The crux of the governor’s idea is this: a move from the current fee-for-service model to a system in which health-care providers treat “episodes” of illness and the creation of “health homes” for patients, partnerships of health-care providers whose focus is on that patient.
This is not an unheard-of approach. The federal health-care reform act calls for the creation of demonstration projects, or pilot programs, in both Medicaid and Medicare that would develop and evaluate a “bundled payment” system.
This system would pay providers based on episodes of care. For example, an acute illness like a heart attack would be considered one episode. Treatment — and payment for that treatment — would be based on that episode.
That compares to a separate payment for the preliminary diagnosis in the emergency room, a separate payment for an EKG, a separate payment for hospitalization and a separate payment for surgery.

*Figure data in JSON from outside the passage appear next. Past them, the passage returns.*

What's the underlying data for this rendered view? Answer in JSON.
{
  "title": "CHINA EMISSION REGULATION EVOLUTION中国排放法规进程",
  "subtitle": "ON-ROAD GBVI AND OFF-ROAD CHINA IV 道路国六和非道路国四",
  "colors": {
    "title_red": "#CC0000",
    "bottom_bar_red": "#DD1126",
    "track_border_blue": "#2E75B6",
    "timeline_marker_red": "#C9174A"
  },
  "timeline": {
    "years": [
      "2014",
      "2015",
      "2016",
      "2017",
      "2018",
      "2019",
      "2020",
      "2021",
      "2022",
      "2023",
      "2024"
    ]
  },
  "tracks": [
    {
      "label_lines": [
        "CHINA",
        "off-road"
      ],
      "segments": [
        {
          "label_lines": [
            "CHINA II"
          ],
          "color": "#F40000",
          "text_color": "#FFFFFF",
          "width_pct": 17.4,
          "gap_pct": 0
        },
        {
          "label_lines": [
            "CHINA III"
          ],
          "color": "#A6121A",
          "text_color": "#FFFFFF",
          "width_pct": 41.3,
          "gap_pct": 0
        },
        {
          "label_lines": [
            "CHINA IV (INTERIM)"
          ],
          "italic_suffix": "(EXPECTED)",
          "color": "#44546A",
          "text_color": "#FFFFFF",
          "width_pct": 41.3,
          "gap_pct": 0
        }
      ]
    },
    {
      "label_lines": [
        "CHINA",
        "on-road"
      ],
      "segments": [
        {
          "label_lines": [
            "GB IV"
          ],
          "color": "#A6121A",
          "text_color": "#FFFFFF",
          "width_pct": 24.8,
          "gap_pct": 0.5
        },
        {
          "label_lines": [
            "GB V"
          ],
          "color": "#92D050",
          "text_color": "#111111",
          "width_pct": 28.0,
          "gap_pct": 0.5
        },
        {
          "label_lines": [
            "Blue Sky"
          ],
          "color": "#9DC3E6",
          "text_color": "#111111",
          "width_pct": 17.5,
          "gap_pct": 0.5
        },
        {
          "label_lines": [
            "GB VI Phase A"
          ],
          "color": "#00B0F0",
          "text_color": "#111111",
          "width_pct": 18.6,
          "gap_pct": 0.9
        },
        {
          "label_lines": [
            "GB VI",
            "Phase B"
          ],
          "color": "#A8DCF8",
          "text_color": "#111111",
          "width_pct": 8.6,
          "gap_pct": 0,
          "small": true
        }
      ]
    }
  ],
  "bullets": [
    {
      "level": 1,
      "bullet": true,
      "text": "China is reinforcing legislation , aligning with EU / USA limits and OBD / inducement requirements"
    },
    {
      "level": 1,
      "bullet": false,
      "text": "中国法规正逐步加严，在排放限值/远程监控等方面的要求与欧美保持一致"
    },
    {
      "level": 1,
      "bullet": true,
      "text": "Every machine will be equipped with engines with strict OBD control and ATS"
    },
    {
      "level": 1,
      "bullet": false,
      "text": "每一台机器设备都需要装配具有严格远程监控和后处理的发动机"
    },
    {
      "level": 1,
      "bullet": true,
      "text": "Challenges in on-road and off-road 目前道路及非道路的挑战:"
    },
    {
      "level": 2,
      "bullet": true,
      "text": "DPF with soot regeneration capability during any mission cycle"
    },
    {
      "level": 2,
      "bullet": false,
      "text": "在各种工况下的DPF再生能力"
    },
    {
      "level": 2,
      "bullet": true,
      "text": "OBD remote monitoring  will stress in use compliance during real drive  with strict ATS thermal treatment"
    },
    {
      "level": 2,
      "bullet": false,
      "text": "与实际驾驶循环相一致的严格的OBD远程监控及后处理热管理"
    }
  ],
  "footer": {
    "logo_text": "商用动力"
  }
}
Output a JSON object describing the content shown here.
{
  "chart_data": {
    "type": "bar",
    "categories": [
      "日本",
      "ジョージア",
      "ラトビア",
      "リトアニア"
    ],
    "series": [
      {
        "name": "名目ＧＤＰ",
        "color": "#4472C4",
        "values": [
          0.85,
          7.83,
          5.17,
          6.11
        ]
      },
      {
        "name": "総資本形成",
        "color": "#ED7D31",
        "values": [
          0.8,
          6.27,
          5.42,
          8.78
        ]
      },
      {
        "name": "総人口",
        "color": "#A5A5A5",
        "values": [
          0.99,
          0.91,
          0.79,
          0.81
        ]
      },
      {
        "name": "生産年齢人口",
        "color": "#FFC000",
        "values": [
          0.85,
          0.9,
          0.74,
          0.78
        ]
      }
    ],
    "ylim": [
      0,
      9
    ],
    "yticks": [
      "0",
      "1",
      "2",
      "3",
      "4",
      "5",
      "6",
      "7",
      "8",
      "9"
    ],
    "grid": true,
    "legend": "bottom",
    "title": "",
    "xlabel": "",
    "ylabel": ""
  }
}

Some health-care reformers think the bundled payment system would not only curtail costs but result in better outcomes for the patients because it necessitates the coordination of care. The bundled payment system also seeks to improve patient outcomes in cases of chronic disease such as diabetes, an illness that has exploded in recent years, particularly in the United States.
The common thread in this approach is care, and payment, that focuses on the patient, the illness and the outcome. The current fee-for-service system often seems much more focused on here a test and there a test, here a primary care doctor and there a specialist — none of which and none of whom are necessarily sharing information. Such an approach, in effect, forces patients to coordinate their own care, most often at a time when they are vulnerable.
The proposals Beebe and state health officials are making explicitly seek to avoid cuts in benefits and provider fees. They are working to avoid casting from Medicaid’s rolls those who need medical help.
We think the governor should be commended for thinking ahead, for trying to avoid the financial abyss just down the health-care road. And those who don’t like his proposals to tame health-care costs should come up with their own and have the confidence to express them.